Deutsche Telekom has no current plans to cut more jobs on top of 32,000 cuts it has already announced for Germany by 2008, a company spokesman said in response to a German newspaper article on Saturday.
Bild Zeitung, citing an internal company document, had reported that Europe's biggest telecoms group by sales was mulling cutting another 23,000 jobs by 2008. A spokesman for Deutsche Telekom, which is battling fierce price competition and issued a profit warning in August, said:
"We don't have any figures of this amount. More importantly, there are no decisions like that and there won't be any decisions like that for the foreseeable future." He did not rule out further job cuts and referred to past remarks by Chief Executive Kai-Uwe Ricke that the situation would have to be reassessed in light of future developments in telecoms regulation and new technology.
But the spokesman said it was premature to make any decisions or talk about numbers. Trade union ver.di executive and Deutsche Telekom supervisory board member Lothar Schroeder said he was surprised by the report and had not heard any discussion of such numbers, but said ver.di had already feared more job cuts.
He said he would demand an explanation from Deutsche Telekom's management, and that there would be trouble for the company if any such plans were confirmed, since there were too few staff to work on its new packages of products as it was.
Later, ver.di issued a statement calling on politicians to get involved. "It is time that politicians intervened to bring Deutsche Telekom to its social senses," it said.

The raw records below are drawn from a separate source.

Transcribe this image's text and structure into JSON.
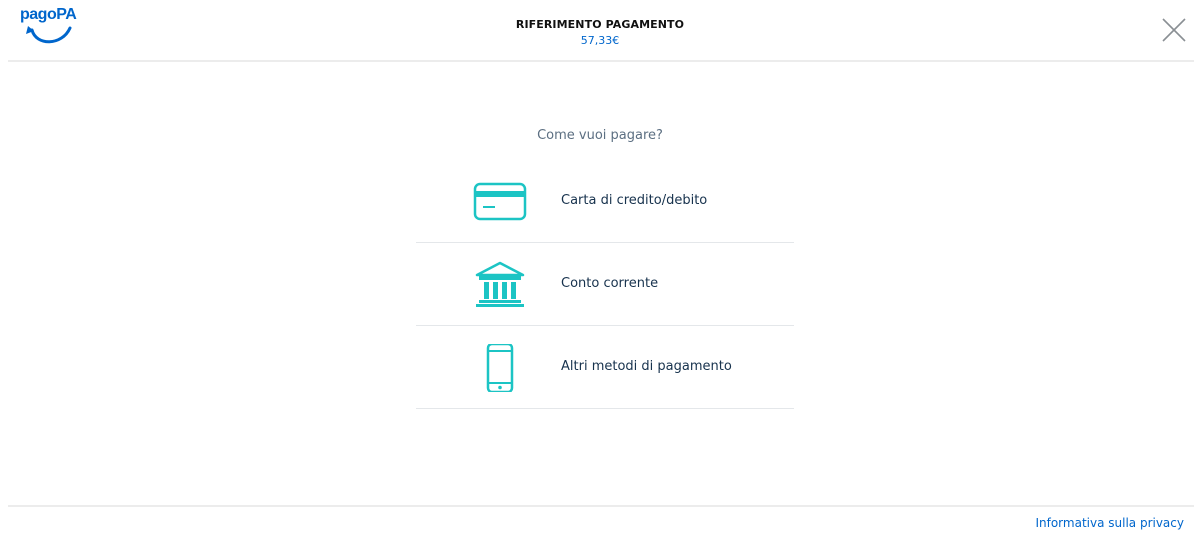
{
  "header": {
    "logo_text": "pagoPA",
    "reference_title": "RIFERIMENTO PAGAMENTO",
    "amount": "57,33€",
    "close_icon": "close-icon"
  },
  "main": {
    "question": "Come vuoi pagare?",
    "methods": [
      {
        "label": "Carta di credito/debito",
        "icon": "credit-card-icon"
      },
      {
        "label": "Conto corrente",
        "icon": "bank-icon"
      },
      {
        "label": "Altri metodi di pagamento",
        "icon": "smartphone-icon"
      }
    ]
  },
  "footer": {
    "privacy_link": "Informativa sulla privacy"
  },
  "colors": {
    "brand_blue": "#0066cc",
    "icon_teal": "#1cc4c4",
    "text_dark": "#17324d",
    "text_muted": "#5c6f82"
  }
}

The German government, which recently put pressure on industrial conglomerate Siemens to take care of employees of its bankrupt former mobile phones unit, declined to comment ver.di's demand. Like other former telecoms state monopolies, Deutsche Telekom is struggling with fierce competition from smaller, nimbler rivals.
The Financial Times Deutschland said last month that Deutsche Telekom wanted to cut costs by more than 5 billion euros ($6.3 billion) by 2010 through a new efficiency programme to be announced in November.
Bild, Europe's best-selling daily, cited the company document as saying the job cuts could go even further, and that the company could only competitively employ 93.000 staff. Deutsche Telekom currently employs about 244,000 people.